Na pewno nie takiego wyniku spodziewała się liczna grupa kibiców ze Stargardu, która do grodu nad Brdą przyjechała kilkunastoosobową grupą, aby wspierać swoich ulubieńców. Co prawda ostatnie mecze w wykonaniu Spójni były słabe, ale Bydgoszcz wydawała się dobrym miejscem na przełamanie i przerwanie serii dwóch porażek. Stało się jednak inaczej.
- Gratulacje dla drużyny, która dzisiaj grała dwa razy ambitniej, dwa razy agresywniej i była bardziej zdeterminowana. Miałem świadomość, że gospodarze za wszelką cenę ten mecz będą chcieli wygrać - powiedział po spotkaniu trener drużyny gości, Krzysztof Koziorowicz. Rzeczywiście, w grze zawodników Enea Astorii widać było sportową złość i chęć pokazania wszystkim, że ta grupa jednak tworzy zespół. I to się bydgoszczanom udało.
- My dla odmiany graliśmy wyjątkowo miękko w obronie. Nie jesteśmy może zespołem defensorów, ale za to, co dzisiaj robiliśmy, choć może to nie zabrzmi miło, jest mi po prostu wstyd - za obronę. Gospodarze rzucili nam 62 punkty spod kosza, gdzie bardzo często były to po prostu akcje kończone dwutaktem, pomimo tego, że obok było niekiedy dwóch asystentów - zauważył Koziorowicz. Jego podopieczni na zdecydowanie zbyt wiele pozwalali miejscowym, którzy tego dnia w rzutach za dwa zagrali na bardzo dobrej, 64-procentowej skuteczności.
Czy w takim razie w grze Spójni Stargard były jakieś pozytywy? - Zdobyliśmy 83 punkty. Jest to wynik ofensywny, przy którym można wygrywać mecze, ale trzeba do tego pokazywać taki charakter i taką wolę walki, jakie prezentowaliśmy w pierwszej rundzie - dodał opiekun gości. Faktycznie, w początkowej fazie sezonu jego gracze spisywali się dużo lepiej. Najpierw bardzo długo byli zespołem niepokonanym, a ostatecznie zanotowali bilans 12-3. Z kolei wystarczyło zaledwie pięć kolejek rewanżów, aby liczba porażek się podwoiła. Czy to już pewien kryzys?

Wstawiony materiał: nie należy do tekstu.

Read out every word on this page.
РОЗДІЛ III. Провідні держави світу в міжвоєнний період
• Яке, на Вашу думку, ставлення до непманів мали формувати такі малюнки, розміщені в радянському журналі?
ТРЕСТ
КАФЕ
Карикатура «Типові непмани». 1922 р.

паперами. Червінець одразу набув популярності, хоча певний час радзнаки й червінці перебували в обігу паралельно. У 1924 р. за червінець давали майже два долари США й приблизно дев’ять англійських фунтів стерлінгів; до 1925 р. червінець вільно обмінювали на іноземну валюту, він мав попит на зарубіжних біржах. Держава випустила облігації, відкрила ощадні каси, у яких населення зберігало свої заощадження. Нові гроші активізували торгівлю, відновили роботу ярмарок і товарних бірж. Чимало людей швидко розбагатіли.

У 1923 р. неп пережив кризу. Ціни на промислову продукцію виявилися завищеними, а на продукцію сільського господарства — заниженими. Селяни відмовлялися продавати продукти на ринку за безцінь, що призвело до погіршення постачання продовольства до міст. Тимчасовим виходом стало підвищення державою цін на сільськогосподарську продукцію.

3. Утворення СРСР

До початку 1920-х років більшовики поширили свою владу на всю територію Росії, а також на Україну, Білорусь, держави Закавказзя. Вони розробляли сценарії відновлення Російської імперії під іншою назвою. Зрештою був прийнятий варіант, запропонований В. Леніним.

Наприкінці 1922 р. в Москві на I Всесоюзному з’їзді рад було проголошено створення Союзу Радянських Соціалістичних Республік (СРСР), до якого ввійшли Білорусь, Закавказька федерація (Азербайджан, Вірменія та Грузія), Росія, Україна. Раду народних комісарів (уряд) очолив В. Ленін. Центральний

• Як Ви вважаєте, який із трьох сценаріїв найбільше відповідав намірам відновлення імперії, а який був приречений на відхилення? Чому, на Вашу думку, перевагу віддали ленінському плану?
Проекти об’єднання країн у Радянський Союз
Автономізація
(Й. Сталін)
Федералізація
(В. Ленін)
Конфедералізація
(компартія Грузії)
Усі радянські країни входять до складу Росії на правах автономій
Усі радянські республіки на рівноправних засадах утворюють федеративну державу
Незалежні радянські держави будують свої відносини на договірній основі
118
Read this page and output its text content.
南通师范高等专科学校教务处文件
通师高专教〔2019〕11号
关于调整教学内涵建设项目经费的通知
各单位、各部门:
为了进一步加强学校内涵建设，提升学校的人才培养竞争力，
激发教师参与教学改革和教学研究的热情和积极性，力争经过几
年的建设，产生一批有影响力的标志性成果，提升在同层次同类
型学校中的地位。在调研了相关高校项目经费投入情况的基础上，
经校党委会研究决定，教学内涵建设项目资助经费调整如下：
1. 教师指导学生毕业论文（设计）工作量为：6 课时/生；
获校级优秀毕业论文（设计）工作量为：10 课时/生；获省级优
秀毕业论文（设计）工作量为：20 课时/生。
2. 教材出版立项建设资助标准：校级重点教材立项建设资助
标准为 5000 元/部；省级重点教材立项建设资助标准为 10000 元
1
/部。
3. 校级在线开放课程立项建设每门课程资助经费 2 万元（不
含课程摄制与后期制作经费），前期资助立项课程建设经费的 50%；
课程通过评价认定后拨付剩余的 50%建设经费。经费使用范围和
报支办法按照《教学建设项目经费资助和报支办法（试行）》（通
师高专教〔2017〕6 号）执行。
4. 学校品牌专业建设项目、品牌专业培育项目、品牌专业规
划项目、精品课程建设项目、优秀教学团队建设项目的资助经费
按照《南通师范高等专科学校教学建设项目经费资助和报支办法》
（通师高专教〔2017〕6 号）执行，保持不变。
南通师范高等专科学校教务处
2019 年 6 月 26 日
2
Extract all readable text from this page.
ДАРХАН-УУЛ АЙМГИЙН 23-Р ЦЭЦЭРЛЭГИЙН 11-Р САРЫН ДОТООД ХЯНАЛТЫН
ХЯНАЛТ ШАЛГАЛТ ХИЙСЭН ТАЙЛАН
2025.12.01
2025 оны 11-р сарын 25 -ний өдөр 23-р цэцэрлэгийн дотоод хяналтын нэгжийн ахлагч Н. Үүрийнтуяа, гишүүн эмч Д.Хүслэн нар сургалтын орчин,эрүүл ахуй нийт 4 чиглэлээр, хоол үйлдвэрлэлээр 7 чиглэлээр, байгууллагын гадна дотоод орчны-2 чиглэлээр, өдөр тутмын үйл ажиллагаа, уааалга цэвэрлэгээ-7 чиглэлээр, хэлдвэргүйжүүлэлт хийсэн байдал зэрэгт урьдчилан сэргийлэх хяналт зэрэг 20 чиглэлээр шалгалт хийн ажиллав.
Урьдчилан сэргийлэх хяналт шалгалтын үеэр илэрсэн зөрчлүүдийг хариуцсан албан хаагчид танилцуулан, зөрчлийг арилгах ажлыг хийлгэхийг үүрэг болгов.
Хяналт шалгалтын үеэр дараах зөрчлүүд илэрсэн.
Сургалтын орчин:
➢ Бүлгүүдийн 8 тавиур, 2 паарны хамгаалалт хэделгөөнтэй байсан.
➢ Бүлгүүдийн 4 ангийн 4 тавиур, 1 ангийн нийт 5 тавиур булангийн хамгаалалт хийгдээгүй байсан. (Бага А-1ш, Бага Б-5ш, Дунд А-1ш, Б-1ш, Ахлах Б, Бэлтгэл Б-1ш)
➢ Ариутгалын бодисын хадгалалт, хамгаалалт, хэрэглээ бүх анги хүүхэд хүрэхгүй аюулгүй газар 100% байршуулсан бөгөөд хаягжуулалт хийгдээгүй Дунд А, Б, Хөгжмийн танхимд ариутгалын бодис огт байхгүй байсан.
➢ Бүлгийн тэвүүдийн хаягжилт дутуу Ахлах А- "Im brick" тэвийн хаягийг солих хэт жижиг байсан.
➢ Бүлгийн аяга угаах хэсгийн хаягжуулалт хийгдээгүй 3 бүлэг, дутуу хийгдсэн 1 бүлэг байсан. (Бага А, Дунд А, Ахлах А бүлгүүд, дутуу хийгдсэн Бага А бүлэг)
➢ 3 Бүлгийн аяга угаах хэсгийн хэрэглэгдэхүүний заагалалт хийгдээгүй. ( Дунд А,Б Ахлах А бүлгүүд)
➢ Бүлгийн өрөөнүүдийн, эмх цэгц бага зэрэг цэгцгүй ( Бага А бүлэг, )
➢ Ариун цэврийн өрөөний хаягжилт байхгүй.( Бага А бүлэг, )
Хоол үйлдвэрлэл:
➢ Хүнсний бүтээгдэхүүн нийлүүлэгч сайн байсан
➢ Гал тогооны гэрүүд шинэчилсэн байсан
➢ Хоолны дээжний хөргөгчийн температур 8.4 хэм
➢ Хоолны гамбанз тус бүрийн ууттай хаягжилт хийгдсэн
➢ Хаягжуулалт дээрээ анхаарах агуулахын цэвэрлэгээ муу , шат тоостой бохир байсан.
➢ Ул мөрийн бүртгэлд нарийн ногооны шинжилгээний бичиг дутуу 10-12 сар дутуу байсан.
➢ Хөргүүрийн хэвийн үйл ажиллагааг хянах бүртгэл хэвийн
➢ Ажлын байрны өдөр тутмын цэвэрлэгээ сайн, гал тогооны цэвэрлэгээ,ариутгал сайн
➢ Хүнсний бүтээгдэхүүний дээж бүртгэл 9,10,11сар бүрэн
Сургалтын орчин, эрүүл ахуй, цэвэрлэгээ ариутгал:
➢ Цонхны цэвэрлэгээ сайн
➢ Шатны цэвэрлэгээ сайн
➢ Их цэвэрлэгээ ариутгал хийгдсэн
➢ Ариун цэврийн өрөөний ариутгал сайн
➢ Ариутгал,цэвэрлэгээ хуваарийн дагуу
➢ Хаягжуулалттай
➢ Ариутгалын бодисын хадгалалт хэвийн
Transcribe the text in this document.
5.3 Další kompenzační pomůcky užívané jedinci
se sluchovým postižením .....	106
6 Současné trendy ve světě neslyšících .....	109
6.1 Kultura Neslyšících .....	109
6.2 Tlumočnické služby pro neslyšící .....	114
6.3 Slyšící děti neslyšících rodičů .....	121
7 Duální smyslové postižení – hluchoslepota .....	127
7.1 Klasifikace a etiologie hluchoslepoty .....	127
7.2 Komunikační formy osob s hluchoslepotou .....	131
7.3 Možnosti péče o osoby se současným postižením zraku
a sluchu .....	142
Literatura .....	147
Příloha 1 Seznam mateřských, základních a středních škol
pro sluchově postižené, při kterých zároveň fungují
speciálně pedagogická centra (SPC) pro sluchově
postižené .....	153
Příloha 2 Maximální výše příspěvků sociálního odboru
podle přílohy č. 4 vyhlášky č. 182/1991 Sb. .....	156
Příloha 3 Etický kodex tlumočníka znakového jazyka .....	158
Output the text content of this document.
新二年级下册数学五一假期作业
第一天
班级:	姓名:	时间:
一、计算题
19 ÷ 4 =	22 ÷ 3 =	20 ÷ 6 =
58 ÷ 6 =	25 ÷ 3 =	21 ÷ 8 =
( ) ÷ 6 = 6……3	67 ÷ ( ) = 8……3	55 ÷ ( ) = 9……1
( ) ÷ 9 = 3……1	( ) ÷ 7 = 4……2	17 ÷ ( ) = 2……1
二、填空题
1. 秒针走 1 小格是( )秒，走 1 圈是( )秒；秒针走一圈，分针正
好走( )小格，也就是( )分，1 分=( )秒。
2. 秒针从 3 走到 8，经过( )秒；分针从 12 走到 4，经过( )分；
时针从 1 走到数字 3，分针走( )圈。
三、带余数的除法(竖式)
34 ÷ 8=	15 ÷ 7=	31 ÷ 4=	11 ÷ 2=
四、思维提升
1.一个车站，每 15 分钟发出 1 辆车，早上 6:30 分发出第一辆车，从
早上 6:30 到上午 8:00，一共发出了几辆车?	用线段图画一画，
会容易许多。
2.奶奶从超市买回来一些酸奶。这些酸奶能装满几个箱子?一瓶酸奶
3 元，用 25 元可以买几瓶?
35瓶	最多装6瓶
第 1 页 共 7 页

- Nie jesteśmy zespołem wielkim. Sam wynik pierwszej rundy spowodował, że zaczęto nas doceniać i chwała nam za to, natomiast liczą się te mecze ostatnie. Cały czas graliśmy jak dotąd 7-8 zawodników, ale jak gra się już takim zestawieniem dłuższy czas, to gdzieś to zmęczenie przychodzi. Zdawałem sobie sprawę z tego, że może być też okres trudniejszy, ale nie ma co narzekać. Trzeba wziąć się do roboty, robić swoje i już myśleć o kolejnym meczu - zakończył trener Spójni.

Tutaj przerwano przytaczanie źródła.